Underlying Theory and Evidence

Strategies Used1

  • The MPO employs the strategy of active transportation by funding infrastructure (sidewalks, bike lanes, greenways, etc.) to facilitate active transportation (biking and walking, for example), as well as through funding education and awareness activities, such as Safe Routes to Shopping and bicycle safety/education projects
  • The MPO’s Active Transportation Funding Policy provides new ways to get to places actively (e.g., biking or walking) and new venues for physical activity (e.g, greenways and bike lanes), both examples of increasing access to and the number of places for physical activity.
  • The strategy of urban design/policy and zoning to facilitate physical activity is demonstrated by the MPO’s efforts to re-design the physical environment to make physical activity more appealing and more accessible through, for example, designing roadways with all users in mind (also called complete streets), which is at the core of the MPO’s efforts.

Underlying Theory and Evidence

Formative evaluation: The Nashville MPO conducted a considerable amount of formative work to develop this policy. In order to gauge the extent to which policies like this (that is, incorporating health) existed within other planning organizations around the country, the Nashville Area MPO’s Executive Director reviewed transportation plans and their components. Stakeholders, including citizens of the Nashville metro area, were highly engaged in this process. The MPO gathered public input through multiple surveys and both formal and informal studies, the results of which directly informed policy development. Information was collected through multiple methods and this added to the breath of formative work. The MPO analyzes various data sources related to underserved populations, which allows them to assess the areas of highest need based on Degrees of Disadvantage (census tracts with higher than average percentages of at least three subpopulations, including zero car households, households in poverty, female heads of household, etc.).

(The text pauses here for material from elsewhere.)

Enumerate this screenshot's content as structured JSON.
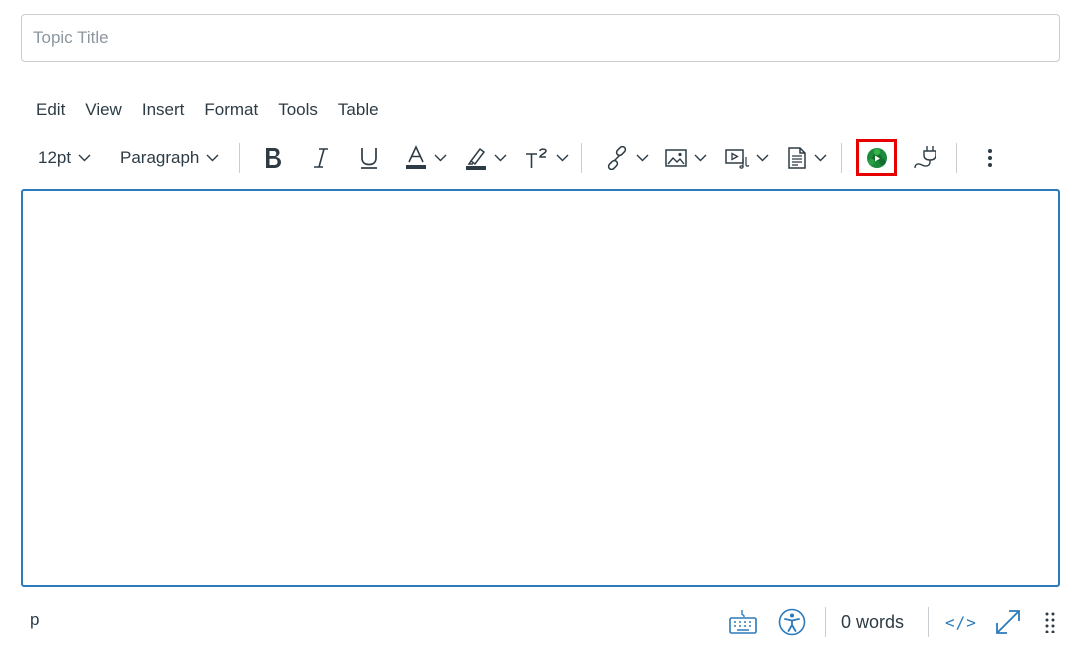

Additionally, the policy is transdisciplinary based on the involvement of stakeholders from multiple sectors, including health, transportation, growth and development, and environmental protection. This transdisciplinary approach is imperative for transportation and land use policies.

Process evaluation: The most recent request for proposals for the 2035 RTP resulted in an increase of the number of proposals that included bike and pedestrian elements. For the 2035 RTP, there were approximately 500 projects submitted; about 420 of those were roadway projects (and therefore primarily covered with U-STP funds), and about 75% of those included a bike/pedestrian element (i.e., a bike lane or a sidewalk). In the adopted 2035 RTP, close to 70% of the roadway projects included a bike and/or pedestrian element. By MPO estimates, just 2% of projects included in the last RTP (put out in 2005) had a bike/pedestrian element. For the first round of the Active Transportation Program, ten projects were submitted (valued at $3.8 million) and eight were funded (at $2.5 million). The MPO tracks the number and content of the applications as part of process evaluation.

Outcome evaluation: Because projects have only recently been funded through this policy, outcomes of changes in the built environment cannot yet be determined. However, the logic of the MPO’s approach suggests that environmental changes will be favorable and would lead to behavioral changes related to physical activity.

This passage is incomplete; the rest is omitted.